I plan to do this as my next side-by-side for an Alt. I actually have a pretty strong opinion for removing the Kräusen and wonder if I'm right with that.
Clean non-lingering bitteness is a hallmark of German beers.
I once read an ad in an issue of Brauwelt International where foam control was advertised as limiting the loss of bitterness. Obviously this was targeted at non German brewers since foam control is not allowed in German brewing.
May be...but I have found through blind tastings a clear distinction between Authentic German beer and American examples of German style beers in the hop character and hop flavor profile...particularly in the fest beer examples.
There seems to be a refined bitterness and a spicy flavor attributed to the German style fest beers as opposed to a more pronounced bitterness but yet cleaner hop flavor profile attributed with American examples of German Fest beer.

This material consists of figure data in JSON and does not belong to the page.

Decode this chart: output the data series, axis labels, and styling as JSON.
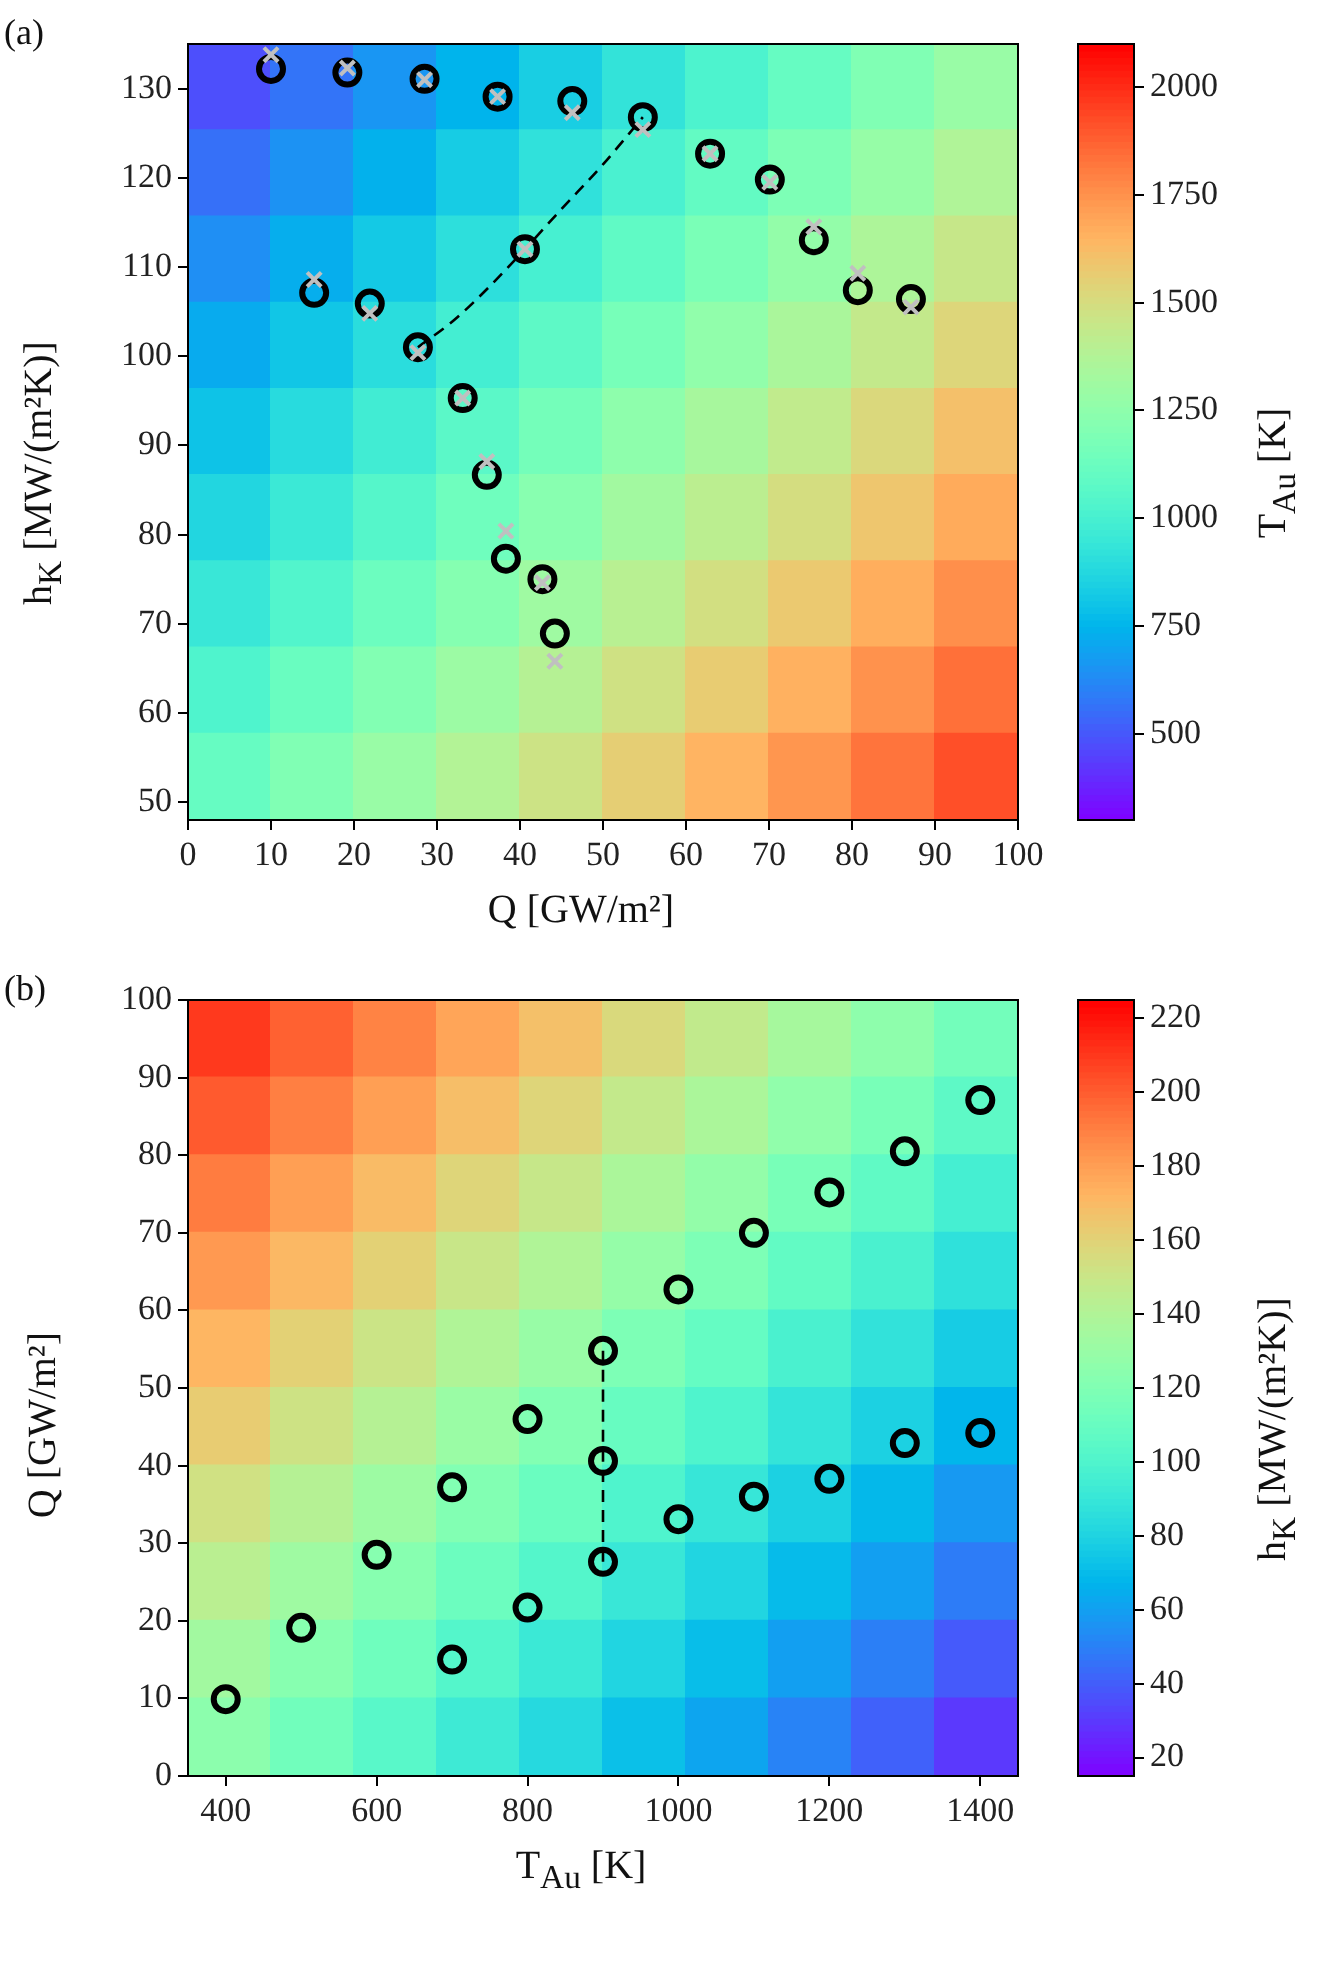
{
  "chart_data": [
    {
      "type": "heatmap",
      "clabel": "T$_{Au}$ [K]",
      "clim": [
        300,
        2100
      ],
      "cticks": [
        500,
        750,
        1000,
        1250,
        1500,
        1750,
        2000
      ],
      "categories": [
        null,
        null,
        null,
        null,
        null,
        null,
        null,
        null,
        null,
        null
      ],
      "y_categories": [
        null,
        null,
        null,
        null,
        null,
        null,
        null,
        null,
        null
      ],
      "cells": [
        [
          480,
          570,
          660,
          750,
          840,
          930,
          1020,
          1110,
          1200,
          1290
        ],
        [
          560,
          650,
          740,
          830,
          920,
          1010,
          1100,
          1190,
          1280,
          1370
        ],
        [
          640,
          730,
          820,
          910,
          1000,
          1090,
          1180,
          1270,
          1360,
          1450
        ],
        [
          720,
          810,
          900,
          990,
          1080,
          1170,
          1260,
          1350,
          1440,
          1530
        ],
        [
          800,
          890,
          980,
          1070,
          1160,
          1250,
          1340,
          1430,
          1520,
          1610
        ],
        [
          870,
          960,
          1050,
          1140,
          1230,
          1320,
          1410,
          1500,
          1590,
          1680
        ],
        [
          950,
          1040,
          1130,
          1220,
          1310,
          1400,
          1490,
          1580,
          1670,
          1760
        ],
        [
          1030,
          1120,
          1210,
          1300,
          1390,
          1480,
          1570,
          1660,
          1750,
          1840
        ],
        [
          1110,
          1200,
          1290,
          1380,
          1470,
          1560,
          1650,
          1740,
          1830,
          1920
        ]
      ]
    },
    {
      "type": "scatter",
      "annotations": [
        "(a)"
      ],
      "xlabel": "Q [GW/m²]",
      "ylabel": "h$_{K}$ [MW/(m²K)]",
      "xlim": [
        0,
        100
      ],
      "xticks": [
        0,
        10,
        20,
        30,
        40,
        50,
        60,
        70,
        80,
        90,
        100
      ],
      "ylim": [
        48,
        135
      ],
      "yticks": [
        50,
        60,
        70,
        80,
        90,
        100,
        110,
        120,
        130
      ],
      "series": [
        {
          "type": "line",
          "color": "#000000",
          "line_style": "dashed",
          "marker": "none",
          "x": [
            27.7,
            32,
            36,
            40.6,
            45,
            50,
            54.8
          ],
          "values": [
            101,
            104,
            107.5,
            112,
            116.5,
            121.5,
            126.8
          ]
        },
        {
          "type": "scatter",
          "color": "#000000",
          "marker": "circle",
          "x": [
            10,
            19.2,
            28.5,
            37.3,
            46.3,
            54.8,
            62.9,
            70.1,
            75.4,
            80.7,
            87.1,
            15.2,
            21.9,
            27.7,
            33.1,
            36,
            38.3,
            42.7,
            44.2,
            40.6
          ],
          "values": [
            132.2,
            131.8,
            131.1,
            129.1,
            128.6,
            126.8,
            122.7,
            119.8,
            113,
            107.4,
            106.4,
            107.1,
            105.9,
            101,
            95.3,
            86.7,
            77.3,
            75,
            68.9,
            112
          ]
        },
        {
          "type": "scatter",
          "color": "#c0c0c0",
          "marker": "cross",
          "x": [
            10,
            19.2,
            28.5,
            37.3,
            46.3,
            54.8,
            62.9,
            70.1,
            75.4,
            80.7,
            87.1,
            15.2,
            21.9,
            27.7,
            33.1,
            36,
            38.3,
            42.7,
            44.2,
            40.6
          ],
          "values": [
            133.8,
            132.3,
            131,
            129.1,
            127.3,
            125.4,
            122.7,
            119.5,
            114.5,
            109.3,
            105.5,
            108.6,
            104.8,
            100.4,
            95.3,
            88.2,
            80.4,
            74.6,
            65.8,
            112
          ]
        }
      ]
    },
    {
      "type": "heatmap",
      "clabel": "h$_{K}$ [MW/(m²K)]",
      "clim": [
        15,
        225
      ],
      "cticks": [
        20,
        40,
        60,
        80,
        100,
        120,
        140,
        160,
        180,
        200,
        220
      ],
      "categories": [
        null,
        null,
        null,
        null,
        null,
        null,
        null,
        null,
        null,
        null
      ],
      "y_categories": [
        null,
        null,
        null,
        null,
        null,
        null,
        null,
        null,
        null,
        null
      ],
      "cells": [
        [
          210,
          199,
          189,
          178,
          168,
          157,
          147,
          136,
          126,
          115
        ],
        [
          201,
          190,
          180,
          169,
          159,
          148,
          138,
          127,
          117,
          106
        ],
        [
          191,
          180,
          170,
          159,
          149,
          138,
          128,
          117,
          107,
          96
        ],
        [
          182,
          171,
          161,
          150,
          140,
          129,
          119,
          108,
          98,
          87
        ],
        [
          172,
          161,
          151,
          140,
          130,
          119,
          109,
          98,
          88,
          77
        ],
        [
          163,
          152,
          142,
          131,
          121,
          110,
          100,
          89,
          79,
          68
        ],
        [
          153,
          142,
          132,
          121,
          111,
          100,
          90,
          79,
          69,
          58
        ],
        [
          144,
          133,
          123,
          112,
          102,
          91,
          81,
          70,
          60,
          49
        ],
        [
          134,
          123,
          113,
          102,
          92,
          81,
          71,
          60,
          50,
          39
        ],
        [
          125,
          114,
          104,
          93,
          83,
          72,
          62,
          51,
          41,
          30
        ]
      ]
    },
    {
      "type": "scatter",
      "annotations": [
        "(b)"
      ],
      "xlabel": "T$_{Au}$ [K]",
      "ylabel": "Q [GW/m²]",
      "xlim": [
        350,
        1450
      ],
      "xticks": [
        400,
        600,
        800,
        1000,
        1200,
        1400
      ],
      "ylim": [
        0,
        100
      ],
      "yticks": [
        0,
        10,
        20,
        30,
        40,
        50,
        60,
        70,
        80,
        90,
        100
      ],
      "series": [
        {
          "type": "line",
          "color": "#000000",
          "line_style": "dashed",
          "marker": "none",
          "x": [
            900,
            900
          ],
          "values": [
            27.6,
            54.8
          ]
        },
        {
          "type": "scatter",
          "color": "#000000",
          "marker": "circle",
          "x": [
            400,
            500,
            600,
            700,
            800,
            900,
            1000,
            1100,
            1200,
            1300,
            1400,
            700,
            800,
            900,
            1000,
            1100,
            1200,
            1300,
            1400,
            900
          ],
          "values": [
            9.9,
            19.1,
            28.5,
            37.2,
            46,
            54.8,
            62.7,
            70,
            75.2,
            80.5,
            87.1,
            15,
            21.7,
            27.6,
            33.1,
            36,
            38.3,
            42.9,
            44.2,
            40.6
          ]
        }
      ]
    }
  ]
}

I really believe the clean but yet spicy hoppiness in German beers is primarily attributed to the regionally grown German hops that are used ...Hallertau Hersbrucker, Spalt, Tettnager and Saaz as opposed to the American grown examples of German seed hops.

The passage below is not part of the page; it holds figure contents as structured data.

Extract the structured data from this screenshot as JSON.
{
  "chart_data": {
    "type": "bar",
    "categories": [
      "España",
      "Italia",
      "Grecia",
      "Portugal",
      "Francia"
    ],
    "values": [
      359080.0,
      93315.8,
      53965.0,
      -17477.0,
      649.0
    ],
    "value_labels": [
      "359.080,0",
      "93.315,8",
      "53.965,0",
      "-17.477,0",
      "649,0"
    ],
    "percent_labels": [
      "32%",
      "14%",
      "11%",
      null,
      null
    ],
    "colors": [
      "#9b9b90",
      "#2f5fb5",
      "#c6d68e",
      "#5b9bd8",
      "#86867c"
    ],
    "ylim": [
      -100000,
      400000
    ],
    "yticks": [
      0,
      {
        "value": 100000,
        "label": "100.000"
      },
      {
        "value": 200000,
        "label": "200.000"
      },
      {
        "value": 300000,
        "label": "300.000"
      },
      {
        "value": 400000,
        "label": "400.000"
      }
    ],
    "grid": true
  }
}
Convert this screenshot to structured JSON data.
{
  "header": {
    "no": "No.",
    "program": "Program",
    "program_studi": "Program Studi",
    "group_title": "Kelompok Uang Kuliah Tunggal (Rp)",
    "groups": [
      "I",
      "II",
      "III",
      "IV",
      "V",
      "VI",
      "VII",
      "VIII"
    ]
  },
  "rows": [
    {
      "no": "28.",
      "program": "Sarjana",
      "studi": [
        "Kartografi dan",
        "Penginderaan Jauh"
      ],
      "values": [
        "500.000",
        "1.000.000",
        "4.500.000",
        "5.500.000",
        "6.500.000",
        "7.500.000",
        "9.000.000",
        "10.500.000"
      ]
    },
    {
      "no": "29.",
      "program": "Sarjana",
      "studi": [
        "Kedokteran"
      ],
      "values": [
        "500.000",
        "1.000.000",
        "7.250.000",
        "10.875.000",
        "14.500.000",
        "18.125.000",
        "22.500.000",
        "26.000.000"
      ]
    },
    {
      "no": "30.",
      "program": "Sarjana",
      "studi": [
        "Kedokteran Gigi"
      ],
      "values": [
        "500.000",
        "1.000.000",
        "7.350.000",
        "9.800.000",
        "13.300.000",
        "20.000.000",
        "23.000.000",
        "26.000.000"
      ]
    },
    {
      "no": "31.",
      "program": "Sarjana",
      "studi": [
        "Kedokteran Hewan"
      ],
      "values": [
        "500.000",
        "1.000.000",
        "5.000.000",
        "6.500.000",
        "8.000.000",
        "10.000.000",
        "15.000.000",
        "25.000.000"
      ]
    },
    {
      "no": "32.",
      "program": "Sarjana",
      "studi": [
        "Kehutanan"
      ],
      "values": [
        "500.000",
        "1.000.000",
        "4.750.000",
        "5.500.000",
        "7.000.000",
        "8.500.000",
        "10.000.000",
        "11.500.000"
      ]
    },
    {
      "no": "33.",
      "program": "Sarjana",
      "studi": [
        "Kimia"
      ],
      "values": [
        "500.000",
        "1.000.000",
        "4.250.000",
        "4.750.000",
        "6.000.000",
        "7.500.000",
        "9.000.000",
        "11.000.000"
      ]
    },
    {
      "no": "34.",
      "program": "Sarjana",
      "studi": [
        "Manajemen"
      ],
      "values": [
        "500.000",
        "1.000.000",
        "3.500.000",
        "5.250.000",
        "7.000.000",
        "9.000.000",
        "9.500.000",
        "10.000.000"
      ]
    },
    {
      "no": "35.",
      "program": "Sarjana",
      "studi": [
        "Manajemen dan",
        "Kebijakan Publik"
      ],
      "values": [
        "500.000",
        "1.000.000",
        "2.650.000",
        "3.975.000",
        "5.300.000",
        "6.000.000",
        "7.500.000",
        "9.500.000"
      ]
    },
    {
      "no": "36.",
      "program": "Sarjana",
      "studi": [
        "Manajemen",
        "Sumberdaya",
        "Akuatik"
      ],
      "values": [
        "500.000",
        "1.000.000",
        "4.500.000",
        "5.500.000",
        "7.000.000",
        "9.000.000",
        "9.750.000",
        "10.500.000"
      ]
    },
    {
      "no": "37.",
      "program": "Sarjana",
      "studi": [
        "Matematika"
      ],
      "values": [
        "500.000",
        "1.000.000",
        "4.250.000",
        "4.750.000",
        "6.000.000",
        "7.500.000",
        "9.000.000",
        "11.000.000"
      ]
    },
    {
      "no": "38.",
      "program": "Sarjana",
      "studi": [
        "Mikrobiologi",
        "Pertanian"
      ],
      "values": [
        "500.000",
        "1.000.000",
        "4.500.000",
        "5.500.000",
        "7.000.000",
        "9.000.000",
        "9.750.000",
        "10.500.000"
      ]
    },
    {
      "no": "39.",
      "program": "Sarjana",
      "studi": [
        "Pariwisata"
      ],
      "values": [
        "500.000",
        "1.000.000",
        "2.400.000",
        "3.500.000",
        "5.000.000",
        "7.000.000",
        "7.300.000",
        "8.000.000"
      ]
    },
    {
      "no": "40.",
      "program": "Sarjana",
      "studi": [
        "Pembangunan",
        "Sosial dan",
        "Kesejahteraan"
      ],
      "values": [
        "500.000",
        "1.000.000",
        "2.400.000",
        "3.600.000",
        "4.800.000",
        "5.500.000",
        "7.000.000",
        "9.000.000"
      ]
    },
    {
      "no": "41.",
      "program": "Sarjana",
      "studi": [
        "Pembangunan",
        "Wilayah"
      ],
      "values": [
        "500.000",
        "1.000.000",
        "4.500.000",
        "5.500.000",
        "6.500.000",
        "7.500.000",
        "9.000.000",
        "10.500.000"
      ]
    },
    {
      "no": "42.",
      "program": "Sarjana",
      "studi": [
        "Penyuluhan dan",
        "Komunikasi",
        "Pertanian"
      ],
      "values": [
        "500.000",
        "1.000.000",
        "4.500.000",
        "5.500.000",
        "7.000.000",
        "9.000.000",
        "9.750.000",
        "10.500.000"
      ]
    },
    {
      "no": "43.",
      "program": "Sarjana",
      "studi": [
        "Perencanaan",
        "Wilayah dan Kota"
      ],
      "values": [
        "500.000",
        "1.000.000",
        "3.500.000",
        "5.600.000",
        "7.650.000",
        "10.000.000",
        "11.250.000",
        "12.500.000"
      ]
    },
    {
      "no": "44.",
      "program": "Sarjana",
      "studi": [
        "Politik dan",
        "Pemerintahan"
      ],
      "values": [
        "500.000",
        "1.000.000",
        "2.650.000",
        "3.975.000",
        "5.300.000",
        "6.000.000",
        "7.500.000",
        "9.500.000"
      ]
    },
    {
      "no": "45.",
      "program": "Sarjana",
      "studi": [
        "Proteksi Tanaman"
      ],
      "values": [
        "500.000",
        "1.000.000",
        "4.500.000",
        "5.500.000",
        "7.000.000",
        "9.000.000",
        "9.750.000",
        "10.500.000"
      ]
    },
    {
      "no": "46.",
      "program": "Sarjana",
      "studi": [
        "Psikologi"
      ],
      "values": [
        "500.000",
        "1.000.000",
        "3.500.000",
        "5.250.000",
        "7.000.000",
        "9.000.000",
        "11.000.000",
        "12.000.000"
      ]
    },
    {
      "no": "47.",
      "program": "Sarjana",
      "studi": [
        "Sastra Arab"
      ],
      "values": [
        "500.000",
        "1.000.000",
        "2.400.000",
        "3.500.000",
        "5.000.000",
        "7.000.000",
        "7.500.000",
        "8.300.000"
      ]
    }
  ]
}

The following link outlines the real differences in the regionally grown hops and how they affect the bitterness and flavor of beer.
The alpha-acids content of the German variety Perle, for example, is 3-4% higher in Oregon than in Bavaria where the hop was developed. The U.S.-bred Nugget regularly has alpha-acids levels of 11-15% by weight in Oregon and Washington but only 10-12% in Germany, despite good cone production in both locations. Cascade, selected in Oregon, generally contains more alpha than beta acids when grown in Oregon but slightly more beta than alpha acids when grown in the Yakima Valley of Washington. Although the total level of alpha acids may fluctuate somewhat between seasons and locations, the alpha-acids composition of most varieties, as indicated by the relative proportion of major alpha-acids components such as humulone and cohumulone, changes relatively little, regardless of area of production or season .http://brewingtechniques.com/library/backissues/issue1.1/haunold.html
Kai...I am interested to learn the findings of your Krausening experiment.